Antagoniste


28 mai 2007

Politique en vrac En Chiffres Québec

Résultats du sondage Léger Marketing publié aujourd'hui:

Léger Marketing

Pas d'effet Marois
Voilà qui pourrait refroidir l'ardeur électorale du PQ. Avec une progression inférieur à 2 points par rapport à la dernière élection, pas de quoi faire chauffer les autobus de campagne. Autre élément troublant pour les péquistes, la souveraineté atteint sont plus bas niveau depuis 5 ans (oui: 37%; non: 59%). Même chez les francophones, la souveraineté n'a plus la cote (oui: 42%; non: 54%).

Pas de baisse d'impôt mais…
Plusieurs résultats contradictoires sur les baisses d'impôts. 70% des gens sont contres, mais 56% ne veulent pas voir le gouvernement tombé pour une question budgétaire. J'en suis venu à me demander si les Québécois ne s'opposent pas aux baisses d'impôt avec pour seul prétexte qu'elles ont été proposées par Charest… Tout ce que Charest touche fini par se transformer en sujet de contestation.

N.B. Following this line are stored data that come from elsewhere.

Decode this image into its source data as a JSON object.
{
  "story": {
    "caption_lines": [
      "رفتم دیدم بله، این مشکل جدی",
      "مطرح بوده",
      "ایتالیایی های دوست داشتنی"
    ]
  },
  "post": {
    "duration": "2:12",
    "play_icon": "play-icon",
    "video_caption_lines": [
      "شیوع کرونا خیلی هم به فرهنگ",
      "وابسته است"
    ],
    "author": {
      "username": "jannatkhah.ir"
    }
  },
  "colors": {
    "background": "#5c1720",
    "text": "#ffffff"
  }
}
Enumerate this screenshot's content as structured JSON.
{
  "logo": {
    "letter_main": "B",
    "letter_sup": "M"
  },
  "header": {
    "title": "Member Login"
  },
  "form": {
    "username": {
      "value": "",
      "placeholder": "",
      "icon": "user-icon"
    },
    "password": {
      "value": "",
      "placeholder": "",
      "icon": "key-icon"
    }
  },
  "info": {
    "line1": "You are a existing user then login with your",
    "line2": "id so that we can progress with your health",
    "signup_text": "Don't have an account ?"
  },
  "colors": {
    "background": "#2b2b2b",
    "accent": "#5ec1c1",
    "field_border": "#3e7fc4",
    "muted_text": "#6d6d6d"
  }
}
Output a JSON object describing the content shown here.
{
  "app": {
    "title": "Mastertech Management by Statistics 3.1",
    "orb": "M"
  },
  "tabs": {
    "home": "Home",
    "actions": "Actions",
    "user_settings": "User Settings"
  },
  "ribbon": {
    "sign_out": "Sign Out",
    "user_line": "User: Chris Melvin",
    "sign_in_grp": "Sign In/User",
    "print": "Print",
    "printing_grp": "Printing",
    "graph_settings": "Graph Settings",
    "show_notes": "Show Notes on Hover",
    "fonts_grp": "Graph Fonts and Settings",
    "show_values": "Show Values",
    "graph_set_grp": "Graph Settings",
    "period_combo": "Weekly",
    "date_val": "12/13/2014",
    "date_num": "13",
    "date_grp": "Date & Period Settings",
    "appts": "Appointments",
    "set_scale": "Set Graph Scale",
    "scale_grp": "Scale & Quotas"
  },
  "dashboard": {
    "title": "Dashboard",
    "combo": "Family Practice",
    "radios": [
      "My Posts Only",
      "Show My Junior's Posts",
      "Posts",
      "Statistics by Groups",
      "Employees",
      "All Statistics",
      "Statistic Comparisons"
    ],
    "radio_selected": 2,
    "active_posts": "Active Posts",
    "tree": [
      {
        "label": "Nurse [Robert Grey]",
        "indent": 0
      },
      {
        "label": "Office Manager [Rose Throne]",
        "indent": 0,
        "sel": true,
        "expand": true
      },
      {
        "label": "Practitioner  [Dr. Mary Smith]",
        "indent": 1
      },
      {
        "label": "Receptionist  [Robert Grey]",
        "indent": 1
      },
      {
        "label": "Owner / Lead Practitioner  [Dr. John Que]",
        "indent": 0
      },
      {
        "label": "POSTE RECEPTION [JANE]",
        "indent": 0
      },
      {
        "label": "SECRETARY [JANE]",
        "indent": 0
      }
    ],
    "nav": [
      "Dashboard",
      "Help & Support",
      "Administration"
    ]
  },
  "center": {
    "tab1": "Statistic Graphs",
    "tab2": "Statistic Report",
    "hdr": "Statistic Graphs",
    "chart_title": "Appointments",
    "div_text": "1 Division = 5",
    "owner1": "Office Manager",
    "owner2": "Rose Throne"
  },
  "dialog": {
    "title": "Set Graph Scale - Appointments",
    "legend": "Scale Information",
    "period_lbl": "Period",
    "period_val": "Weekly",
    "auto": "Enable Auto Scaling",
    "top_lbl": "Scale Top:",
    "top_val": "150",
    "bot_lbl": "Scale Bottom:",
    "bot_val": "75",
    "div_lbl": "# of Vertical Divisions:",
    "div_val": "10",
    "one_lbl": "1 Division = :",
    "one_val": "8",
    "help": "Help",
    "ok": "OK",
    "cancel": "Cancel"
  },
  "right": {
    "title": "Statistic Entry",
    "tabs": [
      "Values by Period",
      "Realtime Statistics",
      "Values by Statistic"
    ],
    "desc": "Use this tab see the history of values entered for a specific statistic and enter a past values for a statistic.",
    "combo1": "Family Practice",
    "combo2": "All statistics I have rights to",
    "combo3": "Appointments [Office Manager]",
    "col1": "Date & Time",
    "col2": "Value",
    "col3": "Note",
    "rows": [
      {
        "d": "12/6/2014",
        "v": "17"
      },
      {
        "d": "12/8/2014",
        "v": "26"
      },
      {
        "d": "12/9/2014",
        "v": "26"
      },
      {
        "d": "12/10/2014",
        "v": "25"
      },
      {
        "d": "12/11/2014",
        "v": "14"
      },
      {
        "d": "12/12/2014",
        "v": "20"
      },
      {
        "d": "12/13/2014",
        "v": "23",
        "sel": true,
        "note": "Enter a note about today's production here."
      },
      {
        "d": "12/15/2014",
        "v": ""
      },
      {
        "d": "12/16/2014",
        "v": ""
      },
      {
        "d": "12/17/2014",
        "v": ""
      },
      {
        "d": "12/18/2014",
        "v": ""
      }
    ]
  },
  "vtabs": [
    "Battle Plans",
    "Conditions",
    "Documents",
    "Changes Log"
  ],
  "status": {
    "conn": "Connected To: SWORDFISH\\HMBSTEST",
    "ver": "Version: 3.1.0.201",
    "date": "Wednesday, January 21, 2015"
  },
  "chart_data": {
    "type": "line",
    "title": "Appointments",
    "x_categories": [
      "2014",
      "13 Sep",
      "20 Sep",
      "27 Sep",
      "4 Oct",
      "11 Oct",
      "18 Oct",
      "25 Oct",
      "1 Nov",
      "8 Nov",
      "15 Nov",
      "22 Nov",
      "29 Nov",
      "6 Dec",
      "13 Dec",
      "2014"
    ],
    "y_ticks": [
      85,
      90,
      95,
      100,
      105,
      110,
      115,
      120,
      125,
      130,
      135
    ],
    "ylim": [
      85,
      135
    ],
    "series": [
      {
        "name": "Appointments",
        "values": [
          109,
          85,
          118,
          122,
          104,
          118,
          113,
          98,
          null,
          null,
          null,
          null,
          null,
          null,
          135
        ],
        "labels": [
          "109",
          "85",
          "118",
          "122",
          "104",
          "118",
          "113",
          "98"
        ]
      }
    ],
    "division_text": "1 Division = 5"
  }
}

Les québécois ne sont pas contre les baisses d'impôt, mais ils sont contre des baisses d'impôt faites par Charest.

Arrogance
Pas celle de Jean Charest mais celle des 2 partis d'oppositions qui se comportent comme s'ils étaient au pouvoir. Lors de la dernière élection fédérale, Harper avait promis de baisser la TPS. Tous les partis d'opposition étaient contre mais par respect et "bon sens", ils n'ont pas empêché Harper de tenir sa promesse. Dommage que le PQ et l'ADQ n'aient pas cette sagesse.

Opposition junior
L'ADQ, en fermant complètement la porte à toute forme de négociation avec le PLQ à fait preuve d'un rare amateurisme. Une alliance ADQ-PLQ allait pourtant de soit, les 2 partis étant à droite sur l'échiquier politique. Mais l'ADQ a préféré donner toute la glace au PQ. Résultat, lors de la prochaine élection, les péquistes pourront se vanter d'avoir fait des gains alors que l'ADQ pourra se vanter de… pas grand chose… Bref, ceux qui ont voté pour l'ADQ dans l'espoir d'avoir du changement, c'est raté.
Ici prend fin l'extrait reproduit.